My presence in Takamatsu had itself been only somewhat intentional. When I first started planning this trip at the end of 2023, I’d booked two nights in the city not because I wanted to revisit it (although I did want to revisit it), but just in case I couldn’t get a hotel in the place I was actually bound for.
The city in question, of course, was Tokushima; the event was the annual Awa Odori festival, which sees so many visitors come to the city that its relatively few hotels book out months in advance. I ended up being lucky enough to get a room, though I kept a night in Takamatsu because after all, I did want to revisit the city.
In particular, I wanted to walk for a third time through Ritsurin Koen, which in spite of not being known officially among Japan’s “great” gardens is doubtlessly one of them. The idea was that I would go first thing in the morning before setting off for Tokushima and the main event.

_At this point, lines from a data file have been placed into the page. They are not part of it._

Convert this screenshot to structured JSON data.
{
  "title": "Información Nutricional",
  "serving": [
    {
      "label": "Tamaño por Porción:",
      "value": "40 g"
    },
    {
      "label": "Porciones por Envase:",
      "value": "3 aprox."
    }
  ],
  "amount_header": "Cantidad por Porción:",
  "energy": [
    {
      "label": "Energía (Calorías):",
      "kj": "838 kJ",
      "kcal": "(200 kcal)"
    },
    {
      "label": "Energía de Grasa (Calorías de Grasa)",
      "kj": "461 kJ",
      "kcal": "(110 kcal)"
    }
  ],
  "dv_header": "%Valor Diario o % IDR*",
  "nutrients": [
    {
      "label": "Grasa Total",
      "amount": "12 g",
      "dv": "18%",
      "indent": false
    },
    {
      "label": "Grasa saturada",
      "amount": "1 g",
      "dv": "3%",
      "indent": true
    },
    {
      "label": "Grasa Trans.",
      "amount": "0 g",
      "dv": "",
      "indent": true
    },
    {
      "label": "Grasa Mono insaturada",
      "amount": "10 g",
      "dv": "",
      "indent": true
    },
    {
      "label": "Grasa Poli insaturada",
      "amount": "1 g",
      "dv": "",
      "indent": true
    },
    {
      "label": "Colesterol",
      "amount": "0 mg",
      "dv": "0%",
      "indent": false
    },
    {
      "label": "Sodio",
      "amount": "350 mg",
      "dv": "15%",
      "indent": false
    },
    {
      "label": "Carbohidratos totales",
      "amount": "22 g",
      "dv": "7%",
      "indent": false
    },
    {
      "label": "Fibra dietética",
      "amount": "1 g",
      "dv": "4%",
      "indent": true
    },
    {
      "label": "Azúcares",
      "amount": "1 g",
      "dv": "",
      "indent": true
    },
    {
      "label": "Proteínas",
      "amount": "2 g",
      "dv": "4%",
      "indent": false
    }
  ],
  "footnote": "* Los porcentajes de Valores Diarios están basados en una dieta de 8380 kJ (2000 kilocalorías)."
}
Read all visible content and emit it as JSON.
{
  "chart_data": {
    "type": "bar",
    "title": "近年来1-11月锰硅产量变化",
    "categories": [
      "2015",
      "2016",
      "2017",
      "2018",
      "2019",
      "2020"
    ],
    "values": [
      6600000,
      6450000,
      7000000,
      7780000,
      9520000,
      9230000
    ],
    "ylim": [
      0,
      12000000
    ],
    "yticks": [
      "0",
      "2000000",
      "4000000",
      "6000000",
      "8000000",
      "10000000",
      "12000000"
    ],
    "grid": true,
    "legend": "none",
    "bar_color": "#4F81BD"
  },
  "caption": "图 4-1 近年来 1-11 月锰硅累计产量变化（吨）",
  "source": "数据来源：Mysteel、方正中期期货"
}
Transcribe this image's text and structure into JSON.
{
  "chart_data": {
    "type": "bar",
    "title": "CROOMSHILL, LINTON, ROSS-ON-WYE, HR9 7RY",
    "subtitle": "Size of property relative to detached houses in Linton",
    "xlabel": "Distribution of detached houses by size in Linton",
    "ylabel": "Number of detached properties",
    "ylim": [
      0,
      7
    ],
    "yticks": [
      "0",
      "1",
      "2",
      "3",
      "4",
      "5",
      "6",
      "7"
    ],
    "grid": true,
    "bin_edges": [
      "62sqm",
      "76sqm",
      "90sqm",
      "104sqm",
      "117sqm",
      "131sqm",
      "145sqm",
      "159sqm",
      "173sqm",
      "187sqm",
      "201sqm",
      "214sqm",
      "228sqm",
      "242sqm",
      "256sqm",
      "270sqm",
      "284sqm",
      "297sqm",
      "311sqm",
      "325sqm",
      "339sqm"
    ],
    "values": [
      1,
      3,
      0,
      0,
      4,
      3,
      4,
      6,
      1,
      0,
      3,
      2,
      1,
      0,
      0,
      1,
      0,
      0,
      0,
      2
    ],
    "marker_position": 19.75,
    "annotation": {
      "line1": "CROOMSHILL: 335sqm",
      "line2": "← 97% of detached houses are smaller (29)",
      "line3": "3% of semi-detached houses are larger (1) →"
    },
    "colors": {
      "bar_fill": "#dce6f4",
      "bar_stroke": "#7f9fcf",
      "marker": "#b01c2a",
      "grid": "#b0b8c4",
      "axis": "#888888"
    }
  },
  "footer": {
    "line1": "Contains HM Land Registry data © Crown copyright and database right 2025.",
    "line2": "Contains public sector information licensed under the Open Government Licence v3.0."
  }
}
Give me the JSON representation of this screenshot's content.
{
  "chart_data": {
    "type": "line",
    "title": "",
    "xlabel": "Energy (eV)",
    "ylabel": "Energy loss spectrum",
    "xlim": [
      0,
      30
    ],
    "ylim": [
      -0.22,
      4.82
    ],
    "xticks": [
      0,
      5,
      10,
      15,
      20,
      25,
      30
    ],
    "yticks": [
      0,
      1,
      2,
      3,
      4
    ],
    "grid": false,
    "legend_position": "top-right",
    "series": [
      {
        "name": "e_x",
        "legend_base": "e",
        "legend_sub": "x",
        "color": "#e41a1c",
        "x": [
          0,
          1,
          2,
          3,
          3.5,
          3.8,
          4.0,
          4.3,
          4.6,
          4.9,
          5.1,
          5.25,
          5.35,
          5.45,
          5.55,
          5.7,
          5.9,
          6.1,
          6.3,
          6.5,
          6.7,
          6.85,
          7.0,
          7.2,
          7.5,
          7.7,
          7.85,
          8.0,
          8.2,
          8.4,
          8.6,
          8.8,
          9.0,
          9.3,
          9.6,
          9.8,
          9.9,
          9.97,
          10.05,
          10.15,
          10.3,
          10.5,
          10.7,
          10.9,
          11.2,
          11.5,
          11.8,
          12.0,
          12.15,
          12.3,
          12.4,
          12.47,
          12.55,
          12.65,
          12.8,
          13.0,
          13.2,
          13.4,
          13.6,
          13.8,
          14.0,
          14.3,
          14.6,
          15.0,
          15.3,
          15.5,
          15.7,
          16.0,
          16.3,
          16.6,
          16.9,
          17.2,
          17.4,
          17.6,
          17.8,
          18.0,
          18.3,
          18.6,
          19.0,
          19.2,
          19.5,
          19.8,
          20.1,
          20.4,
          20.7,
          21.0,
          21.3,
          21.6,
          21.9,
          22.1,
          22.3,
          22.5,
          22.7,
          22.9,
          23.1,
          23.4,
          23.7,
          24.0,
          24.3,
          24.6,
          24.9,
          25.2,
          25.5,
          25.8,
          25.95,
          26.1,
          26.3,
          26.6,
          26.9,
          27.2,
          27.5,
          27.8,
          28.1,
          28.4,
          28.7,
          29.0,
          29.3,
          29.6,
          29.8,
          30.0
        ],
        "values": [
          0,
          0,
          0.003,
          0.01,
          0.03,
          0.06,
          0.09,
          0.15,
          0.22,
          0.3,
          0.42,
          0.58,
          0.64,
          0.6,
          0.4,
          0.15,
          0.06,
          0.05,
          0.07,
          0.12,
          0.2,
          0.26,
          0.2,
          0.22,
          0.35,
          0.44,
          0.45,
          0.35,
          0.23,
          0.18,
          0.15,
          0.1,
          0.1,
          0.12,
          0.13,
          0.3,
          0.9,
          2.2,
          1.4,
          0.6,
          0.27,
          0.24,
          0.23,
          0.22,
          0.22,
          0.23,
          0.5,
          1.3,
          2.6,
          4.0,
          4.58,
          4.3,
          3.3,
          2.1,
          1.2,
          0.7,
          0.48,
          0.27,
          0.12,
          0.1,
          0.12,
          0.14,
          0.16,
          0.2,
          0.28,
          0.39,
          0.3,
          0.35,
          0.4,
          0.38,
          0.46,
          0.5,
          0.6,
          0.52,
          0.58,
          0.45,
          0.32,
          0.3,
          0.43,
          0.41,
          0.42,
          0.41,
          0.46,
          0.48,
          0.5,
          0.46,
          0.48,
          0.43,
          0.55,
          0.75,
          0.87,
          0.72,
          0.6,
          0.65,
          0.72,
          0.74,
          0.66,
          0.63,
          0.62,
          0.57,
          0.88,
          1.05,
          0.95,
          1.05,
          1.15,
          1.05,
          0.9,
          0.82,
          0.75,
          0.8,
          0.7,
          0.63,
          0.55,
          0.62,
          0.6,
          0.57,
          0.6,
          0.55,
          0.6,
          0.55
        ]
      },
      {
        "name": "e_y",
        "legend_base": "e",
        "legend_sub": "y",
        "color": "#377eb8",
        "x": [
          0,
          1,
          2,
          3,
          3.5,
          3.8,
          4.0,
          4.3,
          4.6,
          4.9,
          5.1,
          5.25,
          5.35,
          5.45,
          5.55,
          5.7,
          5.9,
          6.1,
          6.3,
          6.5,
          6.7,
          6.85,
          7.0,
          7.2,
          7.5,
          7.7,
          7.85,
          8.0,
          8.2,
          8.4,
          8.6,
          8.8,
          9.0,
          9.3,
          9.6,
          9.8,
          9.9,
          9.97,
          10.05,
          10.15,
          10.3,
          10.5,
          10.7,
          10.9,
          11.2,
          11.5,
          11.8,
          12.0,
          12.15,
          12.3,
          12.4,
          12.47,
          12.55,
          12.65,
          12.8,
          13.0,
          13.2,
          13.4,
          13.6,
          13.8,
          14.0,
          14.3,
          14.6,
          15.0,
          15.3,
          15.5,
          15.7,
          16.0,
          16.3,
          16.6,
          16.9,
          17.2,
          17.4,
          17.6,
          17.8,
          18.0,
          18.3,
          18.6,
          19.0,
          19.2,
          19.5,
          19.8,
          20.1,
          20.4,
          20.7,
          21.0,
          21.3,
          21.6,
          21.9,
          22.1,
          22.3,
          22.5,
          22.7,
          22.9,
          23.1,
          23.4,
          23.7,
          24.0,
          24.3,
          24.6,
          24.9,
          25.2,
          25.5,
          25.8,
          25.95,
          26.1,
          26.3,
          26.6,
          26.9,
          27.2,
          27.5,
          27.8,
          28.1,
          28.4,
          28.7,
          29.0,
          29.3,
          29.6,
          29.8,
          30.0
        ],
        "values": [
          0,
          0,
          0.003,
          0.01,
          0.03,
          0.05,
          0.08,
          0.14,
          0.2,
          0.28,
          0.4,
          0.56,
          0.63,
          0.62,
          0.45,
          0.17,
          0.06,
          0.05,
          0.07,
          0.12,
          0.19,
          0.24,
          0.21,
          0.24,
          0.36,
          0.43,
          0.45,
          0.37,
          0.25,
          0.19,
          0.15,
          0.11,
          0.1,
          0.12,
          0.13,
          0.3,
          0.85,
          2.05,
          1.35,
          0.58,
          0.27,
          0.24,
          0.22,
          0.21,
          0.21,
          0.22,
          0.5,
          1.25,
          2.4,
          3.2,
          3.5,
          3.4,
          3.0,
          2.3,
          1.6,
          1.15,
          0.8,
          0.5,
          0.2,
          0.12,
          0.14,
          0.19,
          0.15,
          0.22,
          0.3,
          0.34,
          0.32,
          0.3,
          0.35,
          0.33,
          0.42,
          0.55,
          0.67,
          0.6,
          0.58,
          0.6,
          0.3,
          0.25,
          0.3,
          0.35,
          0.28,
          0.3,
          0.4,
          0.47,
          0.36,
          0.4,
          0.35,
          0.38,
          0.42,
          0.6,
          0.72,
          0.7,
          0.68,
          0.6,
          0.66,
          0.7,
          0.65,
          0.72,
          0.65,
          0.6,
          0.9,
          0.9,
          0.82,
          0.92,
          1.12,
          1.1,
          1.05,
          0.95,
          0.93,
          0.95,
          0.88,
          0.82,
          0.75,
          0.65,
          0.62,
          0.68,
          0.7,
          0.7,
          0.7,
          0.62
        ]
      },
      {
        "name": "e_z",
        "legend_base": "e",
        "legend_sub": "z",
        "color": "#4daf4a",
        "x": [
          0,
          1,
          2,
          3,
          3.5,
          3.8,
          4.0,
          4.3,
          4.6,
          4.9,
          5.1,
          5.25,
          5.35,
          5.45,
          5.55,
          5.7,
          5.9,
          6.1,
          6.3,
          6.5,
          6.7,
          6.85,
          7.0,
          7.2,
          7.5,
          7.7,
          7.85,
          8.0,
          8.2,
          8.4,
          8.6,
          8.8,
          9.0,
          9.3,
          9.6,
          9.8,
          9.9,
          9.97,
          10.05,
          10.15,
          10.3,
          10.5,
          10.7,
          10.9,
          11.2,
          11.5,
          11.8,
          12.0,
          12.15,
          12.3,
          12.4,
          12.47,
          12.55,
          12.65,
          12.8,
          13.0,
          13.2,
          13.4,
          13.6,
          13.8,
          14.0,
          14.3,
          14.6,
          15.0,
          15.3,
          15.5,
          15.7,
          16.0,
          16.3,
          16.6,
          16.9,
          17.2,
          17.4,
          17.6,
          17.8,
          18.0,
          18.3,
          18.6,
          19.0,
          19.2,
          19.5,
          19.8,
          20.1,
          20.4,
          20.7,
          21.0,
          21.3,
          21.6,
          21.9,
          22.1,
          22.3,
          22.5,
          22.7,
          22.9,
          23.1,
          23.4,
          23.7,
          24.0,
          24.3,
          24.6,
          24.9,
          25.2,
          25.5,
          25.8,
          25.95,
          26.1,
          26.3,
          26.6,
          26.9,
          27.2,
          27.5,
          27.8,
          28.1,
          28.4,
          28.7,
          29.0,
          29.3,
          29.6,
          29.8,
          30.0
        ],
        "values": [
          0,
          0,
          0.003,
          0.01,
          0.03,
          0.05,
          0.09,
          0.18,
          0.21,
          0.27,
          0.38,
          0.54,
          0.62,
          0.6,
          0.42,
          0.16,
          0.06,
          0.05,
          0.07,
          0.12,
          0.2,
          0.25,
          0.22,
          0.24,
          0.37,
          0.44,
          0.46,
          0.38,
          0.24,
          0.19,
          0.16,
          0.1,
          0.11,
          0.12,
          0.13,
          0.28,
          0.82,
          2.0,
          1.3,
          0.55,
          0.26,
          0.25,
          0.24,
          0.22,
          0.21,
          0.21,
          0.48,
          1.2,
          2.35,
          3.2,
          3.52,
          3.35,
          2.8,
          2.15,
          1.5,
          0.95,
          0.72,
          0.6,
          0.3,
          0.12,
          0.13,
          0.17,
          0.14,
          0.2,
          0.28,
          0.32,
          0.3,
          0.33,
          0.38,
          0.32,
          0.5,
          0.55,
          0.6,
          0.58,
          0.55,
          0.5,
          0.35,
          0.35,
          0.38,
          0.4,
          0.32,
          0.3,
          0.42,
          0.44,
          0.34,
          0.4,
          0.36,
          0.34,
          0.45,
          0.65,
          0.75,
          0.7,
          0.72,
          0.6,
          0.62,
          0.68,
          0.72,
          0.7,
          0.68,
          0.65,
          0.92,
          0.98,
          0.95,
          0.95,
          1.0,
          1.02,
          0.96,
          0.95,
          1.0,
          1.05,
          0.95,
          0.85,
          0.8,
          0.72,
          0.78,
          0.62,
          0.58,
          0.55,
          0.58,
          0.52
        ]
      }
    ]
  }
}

The idea, and the execution: Though there was a few scattered elders here and there, especially at the garden’s famous viewpoint, I more or less had the place to myself, which was what I wanted. This allowed me to self-time a portrait of myself on the Engetsu Bridge, and sprint down the stone steps and onto the bridge fast enough not to disturb anyone.
It’s not easy, I thought to myself as I panted on my way back from a round of shots, thinking once again back to ikigai. I just make it look easy.
The first thing I saw upon exiting Tokushima Station was Hotel Clement. I’d stayed in this hotel, which is trapped in the 80s in the most charming possible ways, during my first (and, up until August of 2024, only) trip to the city nearly eight years earlier. Given that much of what I’d done back then was outside of the city, Hotel Clement was Tokushima to me.
Hotel Clement and the Awa Odori Kaikan, where I first hatched the idea of returning one day to see the actual festival. Though there were other ideas I needed to execute before that, given where I was in my career back then.
This time, to be sure, I returned to the building that houses the performance hall, but instead of staying at ground level went up to the 5th floor. Here I boarded the Bizan Ropeway, which took me to to the top of the mountain of the same name. I hadn’t managed to take in a panorama of Tokushima the last time I was here; I wanted to fix that.
I wanted to zoom out before I zoomed way in.
Descending to ground level, I chose to spend the remaining daylight hours walking back and forth through the various rows of food stalls, both take some practice shots (not just of the stalls and their food, but of performers relaxing before the festivities began), but also to drink: My nerves were slightly shot, and a couple of highballs was an easy way to calm down.
As I began to breathe more easily, I reminded myself of just how different both my life and career had been during my first swing through Tokushima. Though I’d been on a press trip, this site didn’t exist yet; I’d been invited because of me Japan-related content on its progenitor blog.
I hadn’t yet committed to leaving America after Trump won, though I had a feeling I was going to do so; that move ended up being what empowered me to return to Japan often enough to spin off a dedicated site about it.
In so many ways, my life was on the cusp of becoming what it is now: Tokushima was the cusp.
And so by the time the first dances began, and I snapped the first few dozen of what ended up being more than 1,000 raw images, I was of two minds.
On one hand, the spectacle and scale of the festival was far beyond what I expected, even after having seen four different (and amazing) Japanese festivals last summer, the relative disappointment of Tanabata this year notwithstanding. I’d been waiting almost eight years to look upon this with my own eyes, to walk the streets where it was happening with my own feet. I never wanted it to end.
But I had been waiting almost eight years: Working almost eight years; strategizing and speculating for almost eight years; planning and executing for almost eight years.
I was at Point Nemo, deep in the darkness of the Midnight Zone, but also so close to the sun I thought my wings would melt.